Neuropsychiatric disorders may also be able to be modeled in silico using advanced data analytic and simulation techniques. Disorders such as depression, autism, and schizophrenia are increasingly being thought of as network disorders that must be comprehended as complex interactions between various regions of the brain and the connections and activity of neurons within those brain regions. For example, depression may be a network disorder with disrupted activity and connectivity between regions like the prefrontal cortex (cognitive processing and emotional regulation), the amygdala (positive and negative valence assignments) and the basal ganglia (reward processing), among others. Computational approaches can simulate these networks and mathematically alter parameters such as the number and strength of connections between neurons, the number of neurons within a network, and the activity of these neurons.

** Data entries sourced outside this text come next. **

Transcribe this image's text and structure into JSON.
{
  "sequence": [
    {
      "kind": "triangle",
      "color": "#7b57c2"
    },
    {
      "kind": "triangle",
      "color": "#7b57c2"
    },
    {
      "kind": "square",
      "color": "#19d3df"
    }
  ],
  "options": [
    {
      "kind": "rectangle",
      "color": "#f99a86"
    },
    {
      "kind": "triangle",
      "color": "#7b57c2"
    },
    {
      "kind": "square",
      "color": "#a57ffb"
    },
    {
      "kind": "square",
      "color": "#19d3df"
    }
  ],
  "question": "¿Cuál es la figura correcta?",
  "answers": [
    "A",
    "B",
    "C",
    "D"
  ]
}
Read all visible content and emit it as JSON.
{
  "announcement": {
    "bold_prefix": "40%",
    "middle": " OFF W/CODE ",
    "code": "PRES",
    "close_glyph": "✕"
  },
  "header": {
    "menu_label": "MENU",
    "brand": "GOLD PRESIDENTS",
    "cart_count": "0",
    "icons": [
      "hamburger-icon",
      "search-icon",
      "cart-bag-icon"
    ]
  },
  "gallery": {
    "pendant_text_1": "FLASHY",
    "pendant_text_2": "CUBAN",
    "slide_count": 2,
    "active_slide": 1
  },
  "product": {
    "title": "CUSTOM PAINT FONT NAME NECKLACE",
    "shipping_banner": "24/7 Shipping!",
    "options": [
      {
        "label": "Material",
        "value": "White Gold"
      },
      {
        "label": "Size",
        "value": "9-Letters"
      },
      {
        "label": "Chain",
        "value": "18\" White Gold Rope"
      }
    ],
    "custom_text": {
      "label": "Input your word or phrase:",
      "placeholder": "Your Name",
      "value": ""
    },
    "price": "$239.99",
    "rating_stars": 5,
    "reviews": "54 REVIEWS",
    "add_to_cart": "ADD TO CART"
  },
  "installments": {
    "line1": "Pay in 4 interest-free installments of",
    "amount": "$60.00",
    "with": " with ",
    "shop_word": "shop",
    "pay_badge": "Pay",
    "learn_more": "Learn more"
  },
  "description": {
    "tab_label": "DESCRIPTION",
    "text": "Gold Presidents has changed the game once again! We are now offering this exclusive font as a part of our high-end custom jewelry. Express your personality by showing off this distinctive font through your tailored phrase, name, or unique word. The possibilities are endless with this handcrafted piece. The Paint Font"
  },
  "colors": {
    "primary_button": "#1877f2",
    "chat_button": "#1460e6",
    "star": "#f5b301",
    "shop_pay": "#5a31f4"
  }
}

The Rewiring Brain: A Computational Approach to Structural Plasticity in the Adult Brain, edited by Arjen van Ooyen and Markus Butz-Ostendorf (Elsevier), contains numerous examples of such mathematical models for simulating network plasticity and activity with implications for understanding stroke or brain lesion pathology and recovery. However, similar mathematical models have sparsely been applied to neuropsychiatric disorders. Simulations of network function and dysfunction could also transform our understanding of how mental pathology transpires in the brain.
As science moves more towards open data sharing, there are growing information repositories that can be utilized. There is also a need for data scientists to streamline the organization of and access to these data. For example, the NIMH Data Archive (NDA) hosts datasets from RDoC-inspired studies that include imaging, clinical, and omics (genomics, transcriptomics, proteomics) data. These open source datasets, together with ongoing scientific and clinical research studies, provide the foundations for building models of neuropsychiatric conditions.
The mental health field has long struggled with incomplete understandings of pathology, arbitrary diagnostic delineations, and trial-and-error approaches to treatment, and a scientifically informed paradigm shift in mental illness diagnosis and treatment could improve outcomes for millions of patients. Data science is vital in this endeavor to integrate biological and behavioral variables across domains of brain systems and behavior.